У Чонгука нет друзей. И никогда не было. Он не верит в дружбу, как и не верит в любовь, и считает подобные связи продуктом романтизации.
Люди могут кричать о морали и нравственности, люди могут собираться парами или компаниями и притворяться, что друг за друга стеной. Люди могут строить из себя кого угодно – друга, брата, любимого и родного – и оставаться при этом лицемерной тварью; Чонгук плавал и знает. Он соврёт, если скажет, что на этой планете есть человек, ради которого он мог бы умереть. Он соврёт, если скажет, что так мыслить и в такое верить – неправильно. Чонгук доверяет только одному человеку – он видит его в отражении зеркала каждый день – и считает, что нет ни причины, ни смысла доверять кому-то ещё.
Юнги для Чонгука – проблема. Не потому, что к нему страшно привыкнуть, а потому, что в нём Чонгук видит себя. Потому что в нём чувствует тот же уровень безысходности – критичный, приближающий к разрушению личности. Чонгук считает Юнги убогим и жалким, а сам он каков? Разве лучше его?
Разве они, как говорил тогда Юнги, не в одной грёбанной лодке?
Мысли путаются, стоит только свече вновь погаснуть, а жидкости в зажигалке – закончиться. Чонгук поднимается на ноги, быстрым движением скинув с себя толстовку, и, оставшись в одной футболке, протягивает её Юнги, который не верит в то, что видит. Ступор – так можно описать состояние Юнги в данный момент, потому что Чонгук стоит и упорно ждёт, пока тот примет его кофту и укутается в неё. А потом, удостоверившись, что Юнги надел её на себя и утонул в ней, безразмерной, срывается с места и резко убегает из туалета, бросив ему под ноги почти целую пачку сигарет.

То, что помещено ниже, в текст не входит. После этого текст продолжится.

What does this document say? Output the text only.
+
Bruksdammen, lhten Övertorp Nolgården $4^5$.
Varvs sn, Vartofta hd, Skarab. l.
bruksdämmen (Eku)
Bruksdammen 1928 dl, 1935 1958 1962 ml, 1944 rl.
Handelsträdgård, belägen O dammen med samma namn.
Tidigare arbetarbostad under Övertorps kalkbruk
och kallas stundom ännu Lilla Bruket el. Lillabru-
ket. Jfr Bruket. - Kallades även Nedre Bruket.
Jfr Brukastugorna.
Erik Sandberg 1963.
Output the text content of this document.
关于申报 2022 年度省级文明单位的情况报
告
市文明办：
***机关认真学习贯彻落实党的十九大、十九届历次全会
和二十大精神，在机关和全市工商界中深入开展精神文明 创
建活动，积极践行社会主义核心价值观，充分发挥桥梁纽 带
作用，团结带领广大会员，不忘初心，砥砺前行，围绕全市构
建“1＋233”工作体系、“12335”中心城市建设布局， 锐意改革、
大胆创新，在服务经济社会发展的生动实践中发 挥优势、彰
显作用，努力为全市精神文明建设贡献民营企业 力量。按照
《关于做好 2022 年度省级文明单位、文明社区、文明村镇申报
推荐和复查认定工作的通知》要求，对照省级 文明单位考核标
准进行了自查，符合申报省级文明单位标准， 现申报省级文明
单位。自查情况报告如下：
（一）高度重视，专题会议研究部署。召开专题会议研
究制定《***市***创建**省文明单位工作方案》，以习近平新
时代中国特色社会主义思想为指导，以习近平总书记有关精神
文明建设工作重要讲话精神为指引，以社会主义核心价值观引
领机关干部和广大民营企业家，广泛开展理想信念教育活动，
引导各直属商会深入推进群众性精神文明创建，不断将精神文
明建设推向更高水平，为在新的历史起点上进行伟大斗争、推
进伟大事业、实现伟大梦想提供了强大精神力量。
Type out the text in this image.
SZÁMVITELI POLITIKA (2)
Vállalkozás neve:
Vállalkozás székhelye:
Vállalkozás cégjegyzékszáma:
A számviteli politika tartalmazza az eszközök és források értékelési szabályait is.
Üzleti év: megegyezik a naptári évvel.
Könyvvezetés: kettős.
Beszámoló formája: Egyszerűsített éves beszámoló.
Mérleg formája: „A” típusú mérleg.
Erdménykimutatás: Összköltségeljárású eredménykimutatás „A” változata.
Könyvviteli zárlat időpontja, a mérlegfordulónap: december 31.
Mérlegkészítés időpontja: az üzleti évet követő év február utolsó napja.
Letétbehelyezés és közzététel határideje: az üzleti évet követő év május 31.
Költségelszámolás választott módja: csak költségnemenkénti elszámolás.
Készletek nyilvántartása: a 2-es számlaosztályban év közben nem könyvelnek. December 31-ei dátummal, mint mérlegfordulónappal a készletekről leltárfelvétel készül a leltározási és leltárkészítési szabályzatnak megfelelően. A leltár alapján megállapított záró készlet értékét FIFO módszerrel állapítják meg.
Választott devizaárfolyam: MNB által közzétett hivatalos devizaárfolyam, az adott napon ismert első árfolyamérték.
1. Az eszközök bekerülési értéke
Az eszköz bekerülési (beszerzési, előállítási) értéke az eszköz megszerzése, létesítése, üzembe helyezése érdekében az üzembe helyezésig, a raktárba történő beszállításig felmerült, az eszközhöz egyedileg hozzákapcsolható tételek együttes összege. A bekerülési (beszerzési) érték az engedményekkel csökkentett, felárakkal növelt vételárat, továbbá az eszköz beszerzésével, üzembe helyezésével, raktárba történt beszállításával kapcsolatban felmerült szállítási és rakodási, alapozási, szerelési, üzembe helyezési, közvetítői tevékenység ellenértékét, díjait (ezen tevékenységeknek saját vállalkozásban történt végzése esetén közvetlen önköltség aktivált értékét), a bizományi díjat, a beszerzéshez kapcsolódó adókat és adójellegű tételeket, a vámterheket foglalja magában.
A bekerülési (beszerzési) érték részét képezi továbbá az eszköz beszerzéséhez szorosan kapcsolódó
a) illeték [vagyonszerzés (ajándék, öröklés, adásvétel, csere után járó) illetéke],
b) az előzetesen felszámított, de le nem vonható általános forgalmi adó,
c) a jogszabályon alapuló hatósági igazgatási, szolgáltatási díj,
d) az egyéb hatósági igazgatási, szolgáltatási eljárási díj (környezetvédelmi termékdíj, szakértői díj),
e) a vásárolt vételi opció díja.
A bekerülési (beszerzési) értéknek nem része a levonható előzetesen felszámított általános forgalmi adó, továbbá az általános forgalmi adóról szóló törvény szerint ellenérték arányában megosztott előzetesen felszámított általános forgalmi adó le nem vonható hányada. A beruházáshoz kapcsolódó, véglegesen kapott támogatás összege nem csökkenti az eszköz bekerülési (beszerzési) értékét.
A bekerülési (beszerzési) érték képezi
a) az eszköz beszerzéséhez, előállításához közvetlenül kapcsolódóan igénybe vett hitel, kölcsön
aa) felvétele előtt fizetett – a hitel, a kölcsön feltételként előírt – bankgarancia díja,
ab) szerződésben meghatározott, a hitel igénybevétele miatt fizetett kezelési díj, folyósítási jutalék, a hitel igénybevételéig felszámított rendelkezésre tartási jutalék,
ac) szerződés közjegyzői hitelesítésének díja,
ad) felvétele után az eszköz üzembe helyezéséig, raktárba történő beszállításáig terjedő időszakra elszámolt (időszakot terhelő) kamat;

Помощь – препятствие для существующего или возможного зла, изрёк когда-то Платон. Юнги не верит, что Чонгук и есть это зло, как бы упрямо тот ни пытался доказать обратное, и не хочет искать повод, чтобы принять этот факт. Он видит его настоящего – немногословного, отталкивающего от себя, склонного к грубости и наигранному безразличию, но понимающего, помогающего безвозмездно и делящегося самым последним.
Чонгук лучше его. Лучше всех, кого Юнги знает.
Чонгука хочется уважать, потому что действительно есть за что.
Чонгука хочется спасать, потому что без него не будет причин спасать себя самого.
В Чонгуке океан и море безнадёжности, а в его глазах столько грусти, что, глядя в них, каждый раз поневоле захлёбываешься. Но почему-то так сильно хочется верить, что у Чонгука есть шанс, что он вырвется в лучшую жизнь, в которой не будет ни побоев, ни грязи, ни крови, что пора бы принять уже веру и начать за него беспрестанно молиться: просить найти человека, который сможет заставить его наконец улыбнуться.
Юнги с седьмой попытки добывает искру из обронённой им зажигалки и закуривает. Чонгук оставил ему тепло и свой запах, а сам убежал так быстро, будто внезапно очнулся и понял, что всё это время сидел на полу с таким же отбросом, как сам. И это смешно в какой-то степени: Юнги опять надеялся на понимание или сближение с единственным, кто хотя бы слушает его, а может, даже и слышит, а Чонгук сбежал, оставив свою толстовку без какого-либо намёка, и безмолвно послал его то ли к чёрту, то ли на все четыре стороны.
Это смешно в какой-то степени, потому что Чонгук на самом деле хотел остаться, но предпочёл не видеть в глазах Юнги благодарность или жалость за то, что теперь он, Чонгук, отдавший ему одежду и побеспокоившийся за его самочувствие, сидит и мёрзнет рядом в одной тоненькой летней футболке.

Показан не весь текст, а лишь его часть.